Em suas conferências na Universidade de Harvard, Ítalo Calvino diz que a
“leveza” está associada à precisão, à exatidão e à determinação, nunca
ao que é vago, ao aleatório e, citando Paul Valéry, afirma que “é
preciso ser leve como o pássaro, e não como a pluma”.
Sim, ao contrário da pluma que segue o vento, precisa do vento e não tem
direção, o pássaro tem vida própria, sabe o rumo que toma. Esta é a
leveza do artista criador, que brota no próprio ato de criar, seja um
livro, um quadro, uma escultura, já com o caminho traçado. Este caminho
é o planejamento, a sensibilidade, a percepção, “um sentir, como propõe
Octávio Paz, que se localiza entre a sensação e o pensamento, entre o
sentimento e a idéia.”
Mas por que falar da “leveza” nesta manhã de domingo já, por si mesma,
tão leve? Explico: ultimamente tenho observado que o Brasil está tomando
consciência de que seus filhos, ou amigos mais ilustres devem ser
homenageados e, principalmente, lembrados para sempre. Diversas estátuas
têm sido feitas com este propósito. Quem nunca viu, pelo menos na
imprensa, a estátua de Drummond, sentado meditativo num banco da praia
de Copacabana? Quem nunca viu a estátua de Noel que integra a paisagem
de sua Vila Isabel tão querida ou ouviu falar do busto de Caymmi que
brevemente será inaugurado no Rio de Janeiro?
E nas pequenas cidades? Bem, aí a coisa se complica. Normalmente, nossos
poetas, atletas, personagens ilustres, etc., etc., são esquecidos tão
rápido quanto o vôo da pluma. E, quando são homenageados, suas estátuas
ou bustos parecem pesar sobre o solo, sem expressões humanas, tão
imóveis que levam o observador ao cansaço. Talvez por falta de
sensibilidade ou de seriedade dos artesões (não artistas) que não se
preocupam em estudar seus modelos como pessoas que têm uma alma, uma
história, um caráter, uma personalidade.
Falta leveza às nossas homenagens, o que muitas vezes torna um homem
expansivo, alegre, num busto severo, carrancudo, sem sentimentos. E aqui
abro um parêntese para lembrar que o absurdo é tanto que muitos
personagens de nossa história, mesmo tendo passado meses ou anos no
cárcere, sofrendo fome, quase cadavéricos, são retratados como figuras
musculosas, garbosas, apolíneas, pois era praxe retratar os heróis como
sendo fortes, garbosos e apolíneos.
Fecho o parênteses e continuo, lembrando que os artistas verdadeiros,
aqueles que se preocupam mais com o ser humano que com as regras,
produziram – e produzem – figuras de leveza, verdadeiros retratos de
ternura, de afeto, amizade e admiração por seus homenageados.
Esta a impressão que tive ao ver o busto de Mr.

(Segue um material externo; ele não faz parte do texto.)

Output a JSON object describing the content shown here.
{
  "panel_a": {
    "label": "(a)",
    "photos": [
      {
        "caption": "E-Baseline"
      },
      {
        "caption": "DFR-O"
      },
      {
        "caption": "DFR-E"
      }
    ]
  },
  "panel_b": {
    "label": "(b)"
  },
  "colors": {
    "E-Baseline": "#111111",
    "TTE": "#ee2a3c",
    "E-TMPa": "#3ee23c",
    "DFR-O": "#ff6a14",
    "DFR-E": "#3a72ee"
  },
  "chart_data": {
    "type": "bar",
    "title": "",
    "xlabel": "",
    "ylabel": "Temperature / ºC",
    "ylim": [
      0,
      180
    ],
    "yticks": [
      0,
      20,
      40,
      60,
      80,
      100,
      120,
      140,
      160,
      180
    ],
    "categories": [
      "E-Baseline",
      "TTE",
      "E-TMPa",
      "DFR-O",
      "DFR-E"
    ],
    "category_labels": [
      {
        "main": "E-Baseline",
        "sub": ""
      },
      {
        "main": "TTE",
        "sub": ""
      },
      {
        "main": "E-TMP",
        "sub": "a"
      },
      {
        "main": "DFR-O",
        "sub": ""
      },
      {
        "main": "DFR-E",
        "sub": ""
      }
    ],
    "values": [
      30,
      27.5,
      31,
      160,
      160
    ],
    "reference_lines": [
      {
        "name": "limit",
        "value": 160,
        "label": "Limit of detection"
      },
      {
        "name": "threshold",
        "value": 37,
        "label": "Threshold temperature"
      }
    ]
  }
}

Corbin, na entrada da
Total Alimentos, criado pela Zandra, esta artista tricordiana,
brasileira, universal.
Sobre um pedestal que parece apenas tocar a grama, quase a tangenciando,
temos uma obra viva, com alma e, mesmo quem não conheceu o homenageado
pode imaginá-lo em sua integridade.
Sua expressão é leve. Seu sorriso, verdadeiro. Sua sobrancelha um pouco
levantada – que só uma verdadeira artista poderia captar – revela um
homem irônico, divertido, brincalhão, humano. Detalhes sutis. E de
sutilezas e verdade são feitas as obras de Arte, é feita a vida.
Na homenagem que a Total Alimentos prestou ao pesquisador americano, dia
15 de setembro, senti na obra de Zandra a magia da criação perpetuando a
amizade que a família Miranda sente por Mr. Corbin. Por instantes, vi
seu olhar maroto, travesso, nos observando. Alegre por estarmos alegres,
feliz por estarmos felizes e por ter sido moldado pelas mãos delicadas
de uma artista delicada que, mais que o físico, captou-lhe a alma. Sua
eterna alma de criança.
Foi isto que vi na obra de Zandra e registro nesta crônica. CARPE DIEM.